RIFLESSIONI NON RICHIESTE SULLA CANDIDATURA DI GIANNI CUPERLO ALLA GUIDA DEL PD


Gianni Cuperlo ha deciso e concorre direttamente al confronto sulla Segreteria del PD: gli faccio i miei auguri più sinceri.
Con Gianni credo di avere condiviso solo la pur fondamentale esperienza generazionale della FGCI: eravamo insieme in quel congresso che nel 1988 segnò il passaggio dalla FGCI di Folena, e di Vendola, Giordano, Stacchini…a quella di Cuperlo appunto.
Poi, dalla scelta di Occhetto e dalla Svolta, non ci siamo ritrovati più e quella generazione politica, forse l’ultima che allora avrebbe avuto la possibilità di segnare un altro esito per la sinistra, si frantumò.
Eppure, credo, quando è capitato di discutere insieme, di presentare suoi libri, di confrontarci, non da ultimo alla nostra Berlingueriana di giugno a Napoli, lo abbiamo fatto con amicizia e voglia di comprendere il cuore di una riflessione proposta.
Faccio questa premessa per dire che non conosco antefatti e dinamiche che hanno condotto Gianni a fare questa scelta né conosco fatti trascorsi di relazione interna ai gruppi dirigenti che pure un peso hanno nel formarsi di opinioni e commenti: giudico per quel che leggo e che Gianni dice.
Per un verso trovo nella sua scelta un fatto positivo ed importante: non può che suscitare interesse il confronto e il destino di quella che è oggi la principale forza politica di argine alla destra. Solo uno sciocco potrebbe guardare con disinteresse a quel che accade da quelle parti.
Cuperlo con la sua scelta di sicuro arricchisce il confronto nel suo partito e segna una sua più alta assunzione di responsabilità che non potrà non avere conseguenze sul dopo, checchè lui pensi o ne dica oggi.
Quel che mi rimane incompreso è il tema di fondo di fronte al PD oggi.
E cioè, se la sua deriva o il pericolo di rivivere le esperienze umilianti e destrutturanti del Pasok greco o dei Socialisti francesi degli ultimi venti anni, che proprio Gianni paventa nelle sue interviste, sia legato ad un distacco dalla sua ispirazione originaria, da una rottura in quel cammino disegnato al Lingotto di cui Renzi sarebbe il principale se non unico responsabile, o se invece in quel che è oggi diventato il PD e nei rischi che corre non ci sia qualcosa di più profondo che non attiene tanto a questo o quel passaggio nella gestione o a questo o quel Segretario ( e se ne sono cambiati tanti…), ma al suo stesso nucleo fondativo di cultura politica.
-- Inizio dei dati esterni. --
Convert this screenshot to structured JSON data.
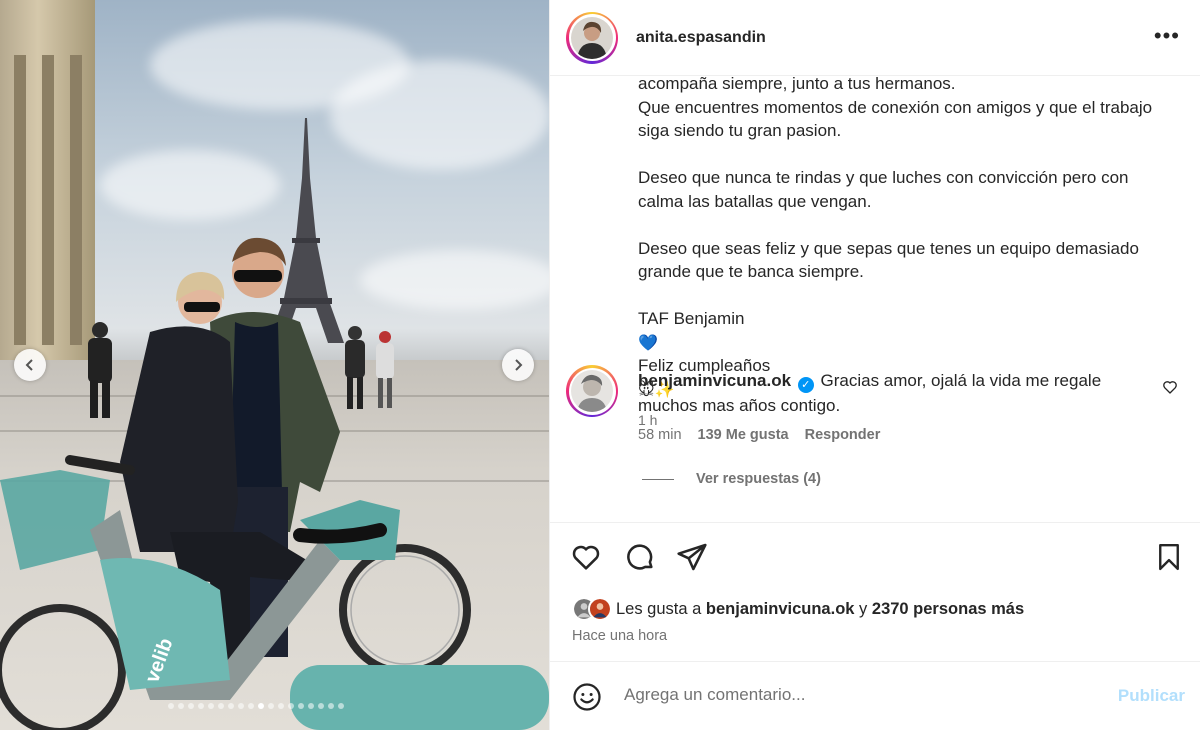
{
  "post": {
    "username": "anita.espasandin",
    "more_icon": "more-horizontal-icon"
  },
  "photo": {
    "bike_brand": "velib",
    "dots_total": 18,
    "dots_active_index": 9
  },
  "caption": {
    "line1": "acompaña siempre, junto a tus hermanos.",
    "line2": "Que encuentres momentos de conexión con amigos y que el trabajo siga siendo tu gran pasion.",
    "para2": "Deseo que nunca te rindas y que luches con convicción pero con calma las batallas que vengan.",
    "para3": "Deseo que seas feliz y que sepas que tenes un equipo demasiado grande que te banca siempre.",
    "taf_text": "TAF Benjamin",
    "heart_emoji": "💙",
    "bday_text": "Feliz cumpleaños",
    "emoji_tail": "🐭✨",
    "time": "1 h"
  },
  "comment": {
    "username": "benjaminvicuna.ok",
    "text": "Gracias amor, ojalá la vida me regale muchos mas años contigo.",
    "time": "58 min",
    "likes": "139 Me gusta",
    "reply": "Responder",
    "view_replies": "Ver respuestas (4)"
  },
  "footer": {
    "liked_prefix": "Les gusta a",
    "liked_user": "benjaminvicuna.ok",
    "liked_and": "y",
    "liked_count": "2370 personas más",
    "time_ago": "Hace una hora",
    "comment_placeholder": "Agrega un comentario...",
    "post_label": "Publicar"
  },
  "colors": {
    "link_blue": "#0095f6",
    "post_disabled": "#b2dffc",
    "muted": "#737373"
  }
}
E questo nucleo io non lo individuo nel fatto che si sia provato a far vivere insieme diverse culture politiche parte del farsi della democrazia nel nostro paese. Tutt’altro.
Quindi il tema non è per me, i cattolici tornino con i cattolici e i socialisti con i socialisti…Sciocchezza enorme. Non è questo il ‘peccato originale’ della nascita del PD.
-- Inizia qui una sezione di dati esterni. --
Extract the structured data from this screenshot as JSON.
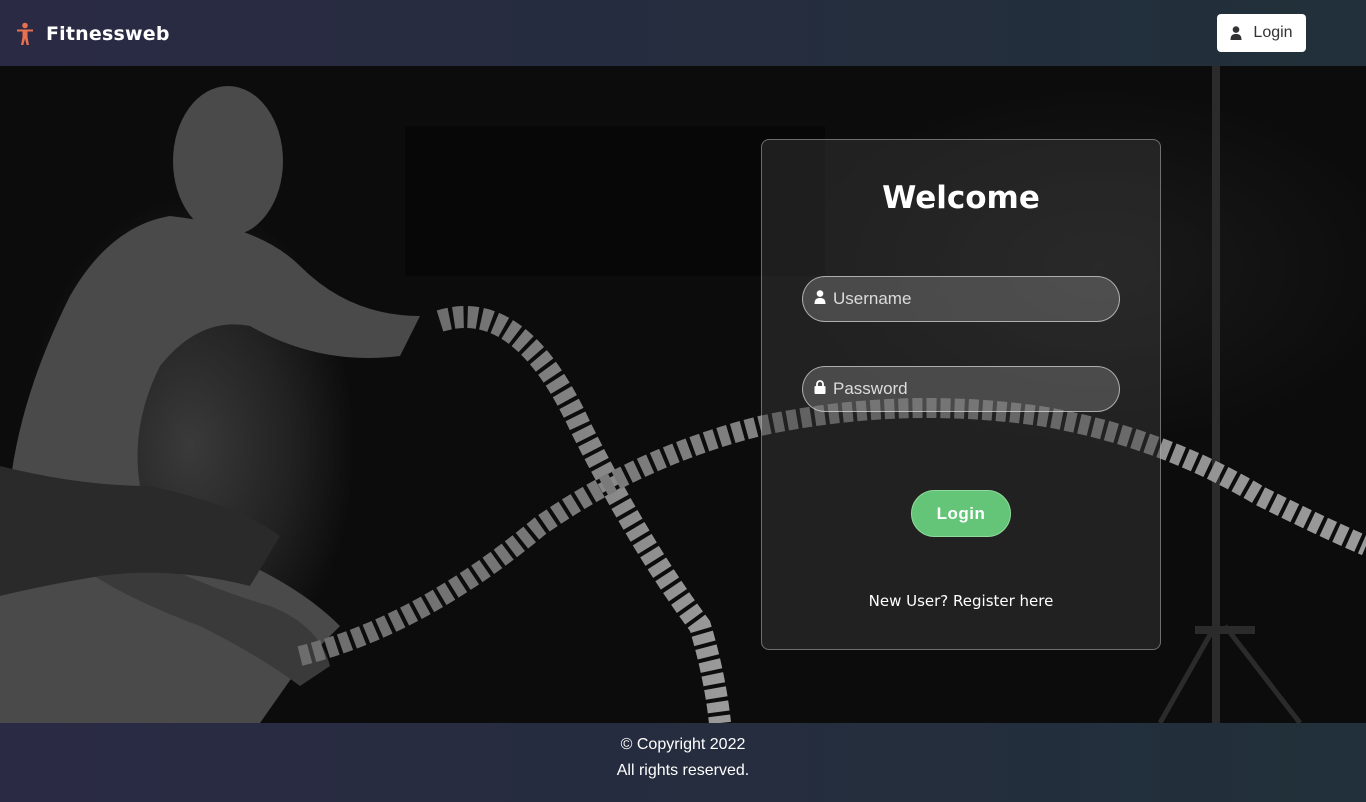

No, la vera contraddizione che l’ha segnato fin dall’inizio è stata l’idea, tutta veltronian-dalemiana ( si perché poi alla fine, pur con accentuazioni diverse anche significative e al netto di un’aspra e legittima contesa per il potere,i due non mi sembra abbiano remato in direzioni diverse ), e tutta interna alla cultura della ‘terza via’ anglosassone, che il ruolo della sinistra moderna fosse quello di ‘accompagnare’ l’esplosione vitale del neocapitalismo e che lo si potesse e dovesse fare dal Governo, quanto più è possibile, in qualsiasi modo ed in qualsiasi combinazione possibile, purchè lì e da lì, al governo e dal governo.
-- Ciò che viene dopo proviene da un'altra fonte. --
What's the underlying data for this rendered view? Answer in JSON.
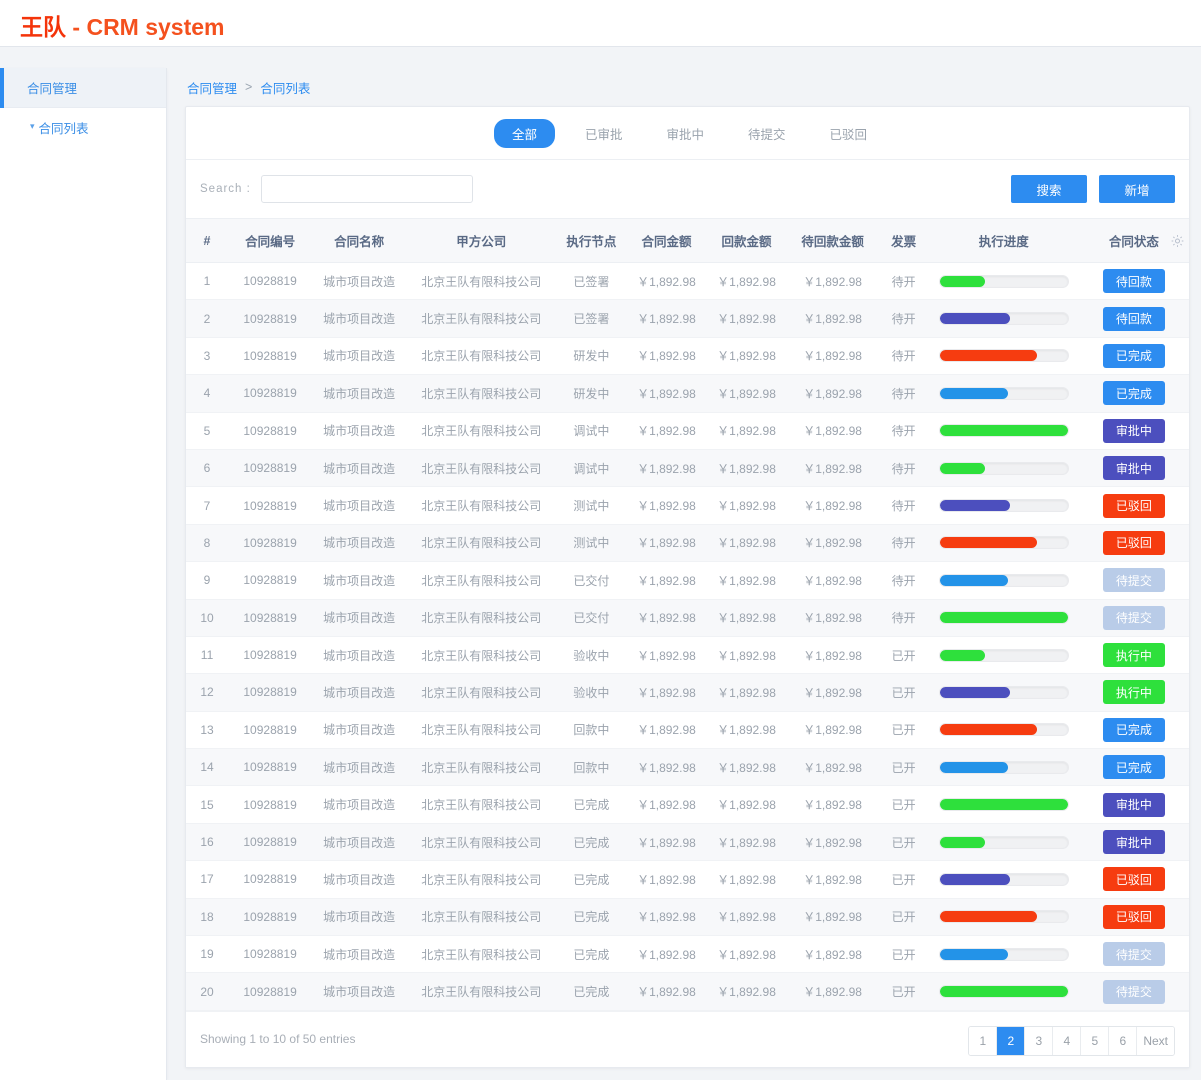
{
  "header": {
    "brand_cn": "王队",
    "brand_sep": " - ",
    "brand_en": "CRM system",
    "brand_color": "#f4511e"
  },
  "sidebar": {
    "items": [
      {
        "label": "合同管理",
        "active": true
      },
      {
        "label": "合同列表",
        "sub": true,
        "chevron": "chevron-down-icon"
      }
    ]
  },
  "breadcrumb": {
    "parent": "合同管理",
    "separator": ">",
    "current": "合同列表"
  },
  "tabs": [
    {
      "label": "全部",
      "active": true
    },
    {
      "label": "已审批",
      "active": false
    },
    {
      "label": "审批中",
      "active": false
    },
    {
      "label": "待提交",
      "active": false
    },
    {
      "label": "已驳回",
      "active": false
    }
  ],
  "search": {
    "label": "Search :",
    "value": "",
    "placeholder": "",
    "search_button": "搜索",
    "add_button": "新增"
  },
  "table": {
    "columns": [
      "#",
      "合同编号",
      "合同名称",
      "甲方公司",
      "执行节点",
      "合同金额",
      "回款金额",
      "待回款金额",
      "发票",
      "执行进度",
      "合同状态"
    ],
    "settings_icon": "gear-icon",
    "rows": [
      {
        "index": "1",
        "code": "10928819",
        "name": "城市项目改造",
        "company": "北京王队有限科技公司",
        "node": "已签署",
        "amount": "￥1,892.98",
        "received": "￥1,892.98",
        "pending": "￥1,892.98",
        "invoice": "待开",
        "progress": 35,
        "progress_color": "#2ee03c",
        "status": "待回款",
        "status_color": "#2d8cf0"
      },
      {
        "index": "2",
        "code": "10928819",
        "name": "城市项目改造",
        "company": "北京王队有限科技公司",
        "node": "已签署",
        "amount": "￥1,892.98",
        "received": "￥1,892.98",
        "pending": "￥1,892.98",
        "invoice": "待开",
        "progress": 55,
        "progress_color": "#4c4fbe",
        "status": "待回款",
        "status_color": "#2d8cf0"
      },
      {
        "index": "3",
        "code": "10928819",
        "name": "城市项目改造",
        "company": "北京王队有限科技公司",
        "node": "研发中",
        "amount": "￥1,892.98",
        "received": "￥1,892.98",
        "pending": "￥1,892.98",
        "invoice": "待开",
        "progress": 76,
        "progress_color": "#f63c10",
        "status": "已完成",
        "status_color": "#2d8cf0"
      },
      {
        "index": "4",
        "code": "10928819",
        "name": "城市项目改造",
        "company": "北京王队有限科技公司",
        "node": "研发中",
        "amount": "￥1,892.98",
        "received": "￥1,892.98",
        "pending": "￥1,892.98",
        "invoice": "待开",
        "progress": 53,
        "progress_color": "#2393e8",
        "status": "已完成",
        "status_color": "#2d8cf0"
      },
      {
        "index": "5",
        "code": "10928819",
        "name": "城市项目改造",
        "company": "北京王队有限科技公司",
        "node": "调试中",
        "amount": "￥1,892.98",
        "received": "￥1,892.98",
        "pending": "￥1,892.98",
        "invoice": "待开",
        "progress": 100,
        "progress_color": "#2ee03c",
        "status": "审批中",
        "status_color": "#4c4fbe"
      },
      {
        "index": "6",
        "code": "10928819",
        "name": "城市项目改造",
        "company": "北京王队有限科技公司",
        "node": "调试中",
        "amount": "￥1,892.98",
        "received": "￥1,892.98",
        "pending": "￥1,892.98",
        "invoice": "待开",
        "progress": 35,
        "progress_color": "#2ee03c",
        "status": "审批中",
        "status_color": "#4c4fbe"
      },
      {
        "index": "7",
        "code": "10928819",
        "name": "城市项目改造",
        "company": "北京王队有限科技公司",
        "node": "测试中",
        "amount": "￥1,892.98",
        "received": "￥1,892.98",
        "pending": "￥1,892.98",
        "invoice": "待开",
        "progress": 55,
        "progress_color": "#4c4fbe",
        "status": "已驳回",
        "status_color": "#f63c10"
      },
      {
        "index": "8",
        "code": "10928819",
        "name": "城市项目改造",
        "company": "北京王队有限科技公司",
        "node": "测试中",
        "amount": "￥1,892.98",
        "received": "￥1,892.98",
        "pending": "￥1,892.98",
        "invoice": "待开",
        "progress": 76,
        "progress_color": "#f63c10",
        "status": "已驳回",
        "status_color": "#f63c10"
      },
      {
        "index": "9",
        "code": "10928819",
        "name": "城市项目改造",
        "company": "北京王队有限科技公司",
        "node": "已交付",
        "amount": "￥1,892.98",
        "received": "￥1,892.98",
        "pending": "￥1,892.98",
        "invoice": "待开",
        "progress": 53,
        "progress_color": "#2393e8",
        "status": "待提交",
        "status_color": "#b9cce8"
      },
      {
        "index": "10",
        "code": "10928819",
        "name": "城市项目改造",
        "company": "北京王队有限科技公司",
        "node": "已交付",
        "amount": "￥1,892.98",
        "received": "￥1,892.98",
        "pending": "￥1,892.98",
        "invoice": "待开",
        "progress": 100,
        "progress_color": "#2ee03c",
        "status": "待提交",
        "status_color": "#b9cce8"
      },
      {
        "index": "11",
        "code": "10928819",
        "name": "城市项目改造",
        "company": "北京王队有限科技公司",
        "node": "验收中",
        "amount": "￥1,892.98",
        "received": "￥1,892.98",
        "pending": "￥1,892.98",
        "invoice": "已开",
        "progress": 35,
        "progress_color": "#2ee03c",
        "status": "执行中",
        "status_color": "#2ee03c"
      },
      {
        "index": "12",
        "code": "10928819",
        "name": "城市项目改造",
        "company": "北京王队有限科技公司",
        "node": "验收中",
        "amount": "￥1,892.98",
        "received": "￥1,892.98",
        "pending": "￥1,892.98",
        "invoice": "已开",
        "progress": 55,
        "progress_color": "#4c4fbe",
        "status": "执行中",
        "status_color": "#2ee03c"
      },
      {
        "index": "13",
        "code": "10928819",
        "name": "城市项目改造",
        "company": "北京王队有限科技公司",
        "node": "回款中",
        "amount": "￥1,892.98",
        "received": "￥1,892.98",
        "pending": "￥1,892.98",
        "invoice": "已开",
        "progress": 76,
        "progress_color": "#f63c10",
        "status": "已完成",
        "status_color": "#2d8cf0"
      },
      {
        "index": "14",
        "code": "10928819",
        "name": "城市项目改造",
        "company": "北京王队有限科技公司",
        "node": "回款中",
        "amount": "￥1,892.98",
        "received": "￥1,892.98",
        "pending": "￥1,892.98",
        "invoice": "已开",
        "progress": 53,
        "progress_color": "#2393e8",
        "status": "已完成",
        "status_color": "#2d8cf0"
      },
      {
        "index": "15",
        "code": "10928819",
        "name": "城市项目改造",
        "company": "北京王队有限科技公司",
        "node": "已完成",
        "amount": "￥1,892.98",
        "received": "￥1,892.98",
        "pending": "￥1,892.98",
        "invoice": "已开",
        "progress": 100,
        "progress_color": "#2ee03c",
        "status": "审批中",
        "status_color": "#4c4fbe"
      },
      {
        "index": "16",
        "code": "10928819",
        "name": "城市项目改造",
        "company": "北京王队有限科技公司",
        "node": "已完成",
        "amount": "￥1,892.98",
        "received": "￥1,892.98",
        "pending": "￥1,892.98",
        "invoice": "已开",
        "progress": 35,
        "progress_color": "#2ee03c",
        "status": "审批中",
        "status_color": "#4c4fbe"
      },
      {
        "index": "17",
        "code": "10928819",
        "name": "城市项目改造",
        "company": "北京王队有限科技公司",
        "node": "已完成",
        "amount": "￥1,892.98",
        "received": "￥1,892.98",
        "pending": "￥1,892.98",
        "invoice": "已开",
        "progress": 55,
        "progress_color": "#4c4fbe",
        "status": "已驳回",
        "status_color": "#f63c10"
      },
      {
        "index": "18",
        "code": "10928819",
        "name": "城市项目改造",
        "company": "北京王队有限科技公司",
        "node": "已完成",
        "amount": "￥1,892.98",
        "received": "￥1,892.98",
        "pending": "￥1,892.98",
        "invoice": "已开",
        "progress": 76,
        "progress_color": "#f63c10",
        "status": "已驳回",
        "status_color": "#f63c10"
      },
      {
        "index": "19",
        "code": "10928819",
        "name": "城市项目改造",
        "company": "北京王队有限科技公司",
        "node": "已完成",
        "amount": "￥1,892.98",
        "received": "￥1,892.98",
        "pending": "￥1,892.98",
        "invoice": "已开",
        "progress": 53,
        "progress_color": "#2393e8",
        "status": "待提交",
        "status_color": "#b9cce8"
      },
      {
        "index": "20",
        "code": "10928819",
        "name": "城市项目改造",
        "company": "北京王队有限科技公司",
        "node": "已完成",
        "amount": "￥1,892.98",
        "received": "￥1,892.98",
        "pending": "￥1,892.98",
        "invoice": "已开",
        "progress": 100,
        "progress_color": "#2ee03c",
        "status": "待提交",
        "status_color": "#b9cce8"
      }
    ]
  },
  "footer": {
    "info": "Showing 1 to 10 of 50 entries",
    "pages": [
      {
        "label": "1",
        "active": false
      },
      {
        "label": "2",
        "active": true
      },
      {
        "label": "3",
        "active": false
      },
      {
        "label": "4",
        "active": false
      },
      {
        "label": "5",
        "active": false
      },
      {
        "label": "6",
        "active": false
      },
      {
        "label": "Next",
        "active": false
      }
    ]
  }
}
Ricordo l’idea con cui uno come Alfredo Reichlin cercò di nutrire, non a caso insieme a Pietro Scoppola, il progetto di una Funzione nazionale: un ritorno di togliattismo e cioè, provare a prospettare in questo tempo nostro , nella crisi democratica già evidente, quel che i grandi partiti di massa seppero fare nel dopoguerra e cioè accompagnare il paese, la sua società, le sue forze migliori e popolari a diventare protagoniste della democrazia, unendo il paese, oltre i conflitti, e salvaguardandone la tenuta in un tempo di guerra ( fredda).
I fatti duramente si sono incaricati di dimostrare che non puoi aspirare ad una nuova funzione nazionale, ad un salto in una espansione democratica, in una nuova tappa della rivoluzione democratica, come si diceva a quel tempo, e quindi non tieni unito il paese, se non sottoponi a critica proprio quel neoliberismo e neocapitalismo ( dentro cui c’è tutto, dai rigurgiti nazionalistici alla guerra che torna, all’annullamento delle ragioni del lavoro; dalla accelerazione dei cambiamenti climatici sotto la spinta di uno sviluppo ossessivamente vocato alla quantità alle nostre vite sussunte in un processo estrattivo di ricchezza umana e sociale da una Rete nelle mani di non più di 4 o 5 persone. E nella assolutizzazione del potere del denaro e di una politica priva di ideali ci trovi perfino il Quatar…), che è diventato l’ingrediente del trentennio alle nostre spalle e se anzi in qualche modo ne diventi aedo e cantore.
E’ qui che salta il progetto del PD. E il partito si separa dalla società, che diventa inessenziale; si autoimprigiona nelle dinamiche di corrente; un partito che, non dimentichiamolo, arriva ad Enrico Letta dopo che il Segretario che lo precedeva aveva dichiarato di vergognarsene e se ne era andato sbattendo la porta e con tutti, compreso l’interessato, che poi hanno ripreso come se nulla fosse successo.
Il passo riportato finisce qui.